[Mailman-i18n] HTML entities (é) in es, it, no translations
Martin von Loewis
31 Jan 2002 14:24:24 +0100
Ben Gertzfield <firstname.lastname@example.org> writes:
> Actually, to be precise, HTML 4.01's native encoding is Unicode,
> which Latin-1 happens to be a (very small) subset of.
To be really precise, HTML 4.01's "document character set" is the
"Universal Character Set" (as defined in ISO 10646), see
What the character encoding is is a different matter (Unicode is not a
character encoding); that is transmitted as part of the HTTP
response. As the document above points out, the default encoding, if
none is specified, is Latin-1 (they also point out that it is bad to
rely on that).
> Unfortunately, as much as I'd like, we can't make *everything*
> Unicode, because a lot of older browsers still don't support it.
That is completely irrelevant; Unicode is *not* a character
encoding. In this context, it is a Python internal datatype. When
producing HTML document, strings of that type need to be encoded in
the target document encoding (which definitely will *not* be Unicode,
but perhaps a Unicode encoding, such as UTF-8, or some other
> Which East Asian ones are missing? Mailman CVS works beautifully
> for me with Japanese, and the screenshot I sent earlier today shows
> Chinese (both simplified and traditional) working in email.
Python does not currently include codecs for iso-2022-jp, gb2312,
big5, euc-jp, shift-jis. Since mailman leaves all strings as-is, and
never mixes encodings, it can let them pass through unmodified. There
are a number of pitfalls, though:
- On mailing lists, people may use different encodings; some of the
common combinations might be:
European languages: ISO-8859-1, ISO-8859-15 (for the Euro), UTF-8
Japanese: ISO-2022-JP, eucJP, shift-jis, UTF-8
Chinese: gb2312, big5
This is probably an archive problem only; however, if mailman adds a
footer, it will produce garbage if the footer encoding differs from
the message body encoding.
- To analyse the subject, Mailman needs to strip off the
subject_prefix from the incoming message. If the message uses a
MIME-encoded header, it may be that the subject prefix is base64
encoded. Currently, mailman fails to strip the prefix in this
case. There is a patch on SF that tries to decode the subject. If
the encoding is not known to Python, this will still fail.
- To produce HTML pages, mailman needs to quote markup characters. For
some encodings (e.g. iso-2022-jp), HTML markup character such as '<'
may also occur as part of the multi-byte encoding. For these
encodings, mailman currently performs no quoting at all.
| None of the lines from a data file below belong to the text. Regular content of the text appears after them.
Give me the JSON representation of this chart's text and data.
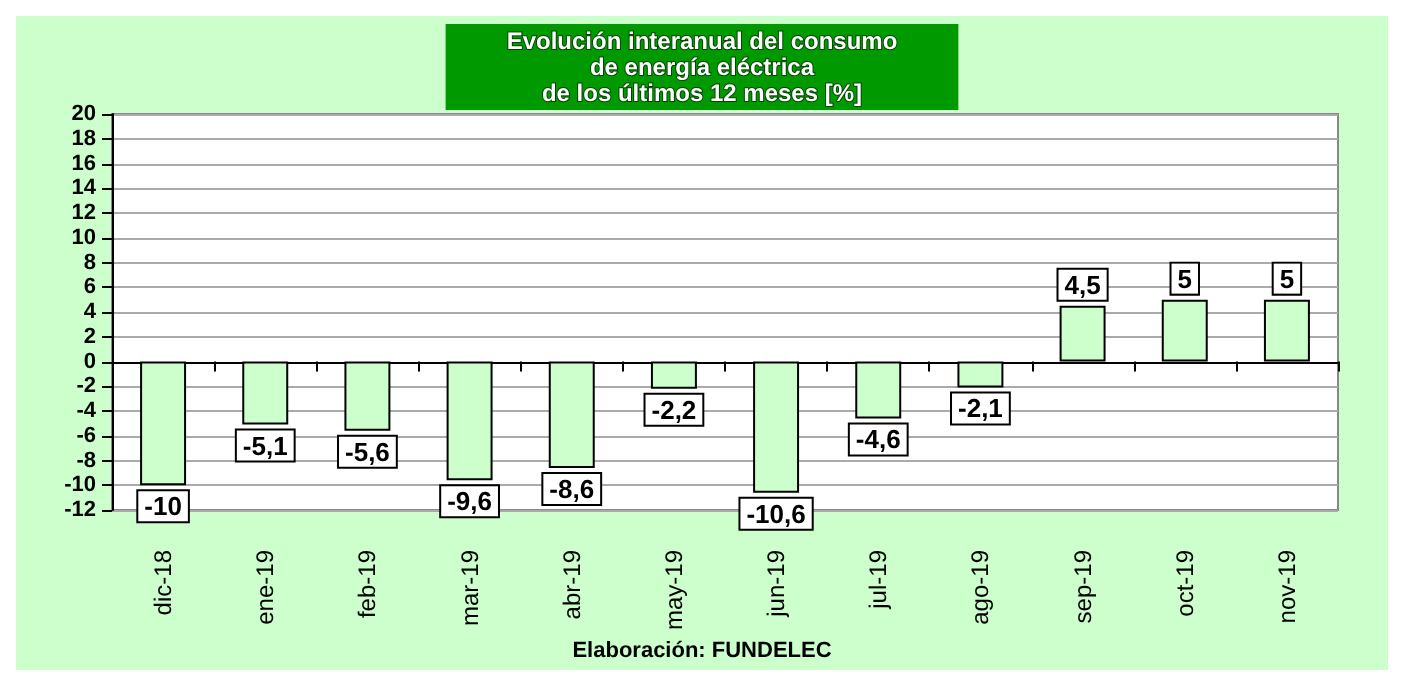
{
  "chart_data": {
    "type": "bar",
    "title": "Evolución interanual del consumo\nde energía eléctrica\nde los últimos 12 meses [%]",
    "categories": [
      "dic-18",
      "ene-19",
      "feb-19",
      "mar-19",
      "abr-19",
      "may-19",
      "jun-19",
      "jul-19",
      "ago-19",
      "sep-19",
      "oct-19",
      "nov-19"
    ],
    "values": [
      -10,
      -5.1,
      -5.6,
      -9.6,
      -8.6,
      -2.2,
      -10.6,
      -4.6,
      -2.1,
      4.5,
      5,
      5
    ],
    "value_labels": [
      "-10",
      "-5,1",
      "-5,6",
      "-9,6",
      "-8,6",
      "-2,2",
      "-10,6",
      "-4,6",
      "-2,1",
      "4,5",
      "5",
      "5"
    ],
    "color": "#ccffcc",
    "ylim": [
      -12,
      20
    ],
    "yticks": [
      -12,
      -10,
      -8,
      -6,
      -4,
      -2,
      0,
      2,
      4,
      6,
      8,
      10,
      12,
      14,
      16,
      18,
      20
    ],
    "grid": "y",
    "annotations": [
      "Elaboración: FUNDELEC"
    ]
  }
}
This is
incorrect if an iso-2022-jp message contains a true '<' character,
which would need to be converted to '<'.
> The Japanese codec is in a good state and will be easy enough to
> ship; the Chinese ones are only available in CVS that I know of, so
> we will need to make a proper distribution.
I'd encourage you to have a look at the iconv codec also. If the
system iconv is powerful enough (e.g. on Linux glibc), all encodings
of the world would be supported with that single codec.